Und wir können sehen, wie sich dieses Muster mit KI erneut auswirken könnte. Wenn wir Geschwindigkeit Vorrang vor Rechenschaftssystemen einräumen, laufen wir Gefahr, genau die Grundlagen zu untergraben, die Fortschritte ermöglichen. Einer der beständigsten Kritikpunkte an der KI-Regulierung ist das Argument, dass dadurch zusätzliche, komplexe regulatorische Belastungen auf Schultern lastet, die das Gewicht nicht tragen können. Auch dies klingt auf den ersten Blick nach einer ordentlichen Kritik, aber im Fall des EU-Gesetzes über künstliche Intelligenz ist es einfach nicht wahr. Die Implementierung von Dingen wie einem Risikomanagementsystem (Artikel 9) („RMS“) und eines Qualitätsmanagementsystems (Artikel 17) („QMS“) für KI-Technologien, die eindeutig sehr riskant sind, ist nicht zu viel verlangt. Tatsächlich werden hochwertige Unternehmen dies ohnehin tun, weil es in ihrem kommerziellen Interesse liegt — es hilft, das Vertrauen der Kunden aufzubauen. Und wenn Sie der Meinung sind, dass das EU-Gesetz über künstliche Intelligenz zu Unrecht kleinere Unternehmen benachteiligt, sollten Sie genau auf die Formulierung intelligenter KMU in Artikel 99 Absatz 6 zu Strafen achten. Und vor allem: So wie KI zur Transformation von Medizin, Recht und Finanzen beitragen kann, kann sie auch bei der Einhaltung gesetzlicher Vorschriften helfen. Die KI-Governance-Plattform von Enzai ermöglicht es Unternehmen, umfassende KI-Compliance-Programme effizient und in großem Maßstab umzusetzen.
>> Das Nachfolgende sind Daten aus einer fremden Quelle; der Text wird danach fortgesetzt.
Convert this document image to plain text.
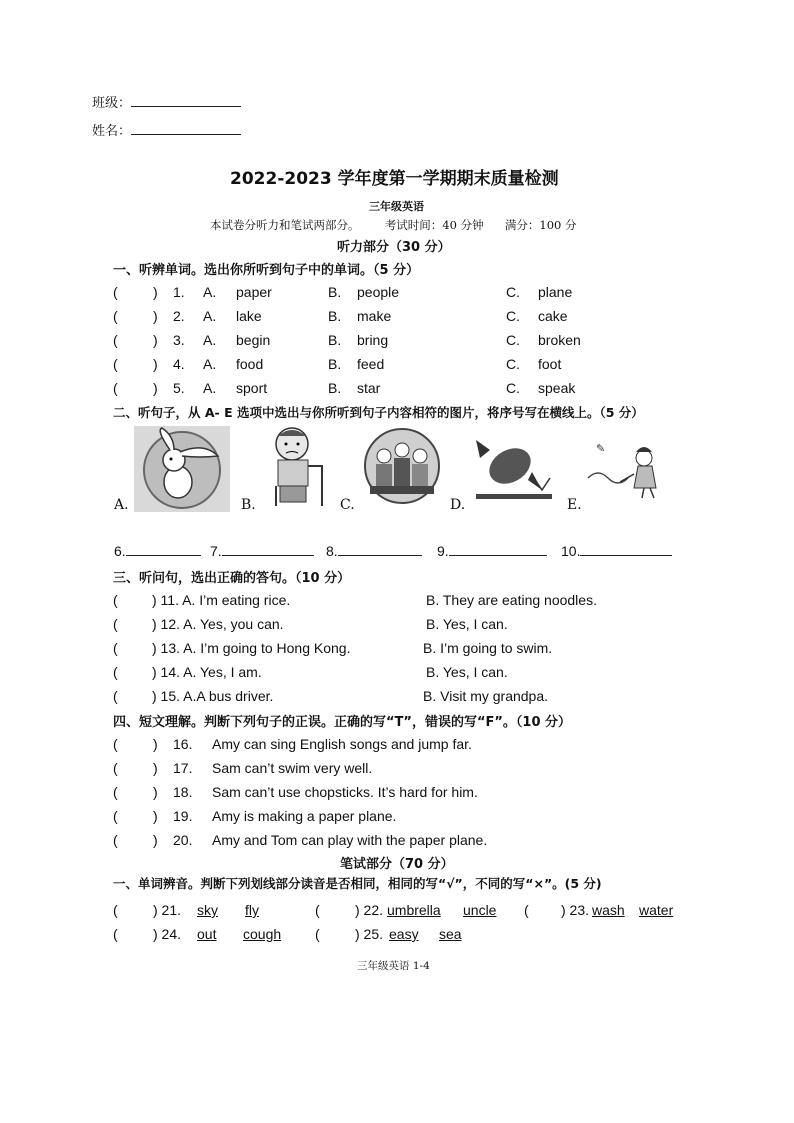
班级：
姓名：
2022-2023 学年度第一学期期末质量检测
三年级英语
本试卷分听力和笔试两部分。 考试时间：40 分钟 满分：100 分
听力部分（30 分）
一、听辨单词。选出你所听到句子中的单词。（5 分）
(	) 1. A. paper	B. people	C. plane
(	) 2. A. lake	B. make	C. cake
(	) 3. A. begin	B. bring	C. broken
(	) 4. A. food	B. feed	C. foot
(	) 5. A. sport	B. star	C. speak
二、听句子，从 A- E 选项中选出与你所听到句子内容相符的图片，将序号写在横线上。（5 分）
✎
A.	B.	C.	D.	E.
6.	7.	8.	9.	10.
三、听问句，选出正确的答句。（10 分）
( ) 11. A. I’m eating rice.	B. They are eating noodles.
( ) 12. A. Yes, you can.	B. Yes, I can.
( ) 13. A. I’m going to Hong Kong.	B. I’m going to swim.
( ) 14. A. Yes, I am.	B. Yes, I can.
( ) 15. A.A bus driver.	B. Visit my grandpa.
四、短文理解。判断下列句子的正误。正确的写“T”，错误的写“F”。（10 分）
(	) 16. Amy can sing English songs and jump far.
(	) 17. Sam can’t swim very well.
(	) 18. Sam can’t use chopsticks. It’s hard for him.
(	) 19. Amy is making a paper plane.
(	) 20. Amy and Tom can play with the paper plane.
笔试部分（70 分）
一、单词辨音。判断下列划线部分读音是否相同，相同的写“√”，不同的写“×”。(5 分)
(	) 21. sky fly	(	) 22. umbrella uncle ( ) 23. wash water
(	) 24. out cough (	) 25. easy sea
三年级英语 1-4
Die KI-Haftungsrichtlinie ist ein besonders bedauerliches Opfer des diesjährigen KI-Gipfels. Zur Erinnerung: Die Haftungsrichtlinie wurde entwickelt, um sicherzustellen, dass ein Kläger, der durch ein KI-System einen Schaden erlitten hat, nicht nachweisen muss, dass zwischen dem KI-System und dem verursachten Schaden ein tiefgreifender Zusammenhang besteht. Die Richtlinie enthielt auch eine starke, widerlegbare Vermutung zugunsten aller Beklagten, die ihr QMS und RMS nachweisen konnten. Mehr dazu hier, aber unter dem Strich mag dies zwar wie ein innovationsfördernder Schritt erscheinen, aber in Wirklichkeit ist es das genaue Gegenteil. Das Ergebnis ist Rechtsunsicherheit, was der Deregulierung nicht gerade förderlich ist, sondern die Löcher noch vergrößert.

Ein Blick in die Zukunft

Am Tag nach dem AI Action Summit veranstaltete Anthropic ihren ersten AI Builders Summit in Paris. Es war beruhigend zu hören, wie der CEO von Anthropic, Dario Amodei, die „verpasste Gelegenheit“ des Gipfels beschrieb und die Diskussion wieder auf Sicherheit, Transparenz und die Sicherstellung ausrichtete, dass alle am wirtschaftlichen Aufschwung einer sehr leistungsstarken KI teilhaben. Die Zukunft der KI wird nicht davon abhängen, wer in großen Palästen am lautesten schreit. Sie wird von jenen entwickelt werden, die bereit sind, in aller Stille die methodische Arbeit zu übernehmen und herauszufinden, wie diese leistungsstarken Tools zuverlässig und verantwortungsbewusst zum Laufen gebracht werden können.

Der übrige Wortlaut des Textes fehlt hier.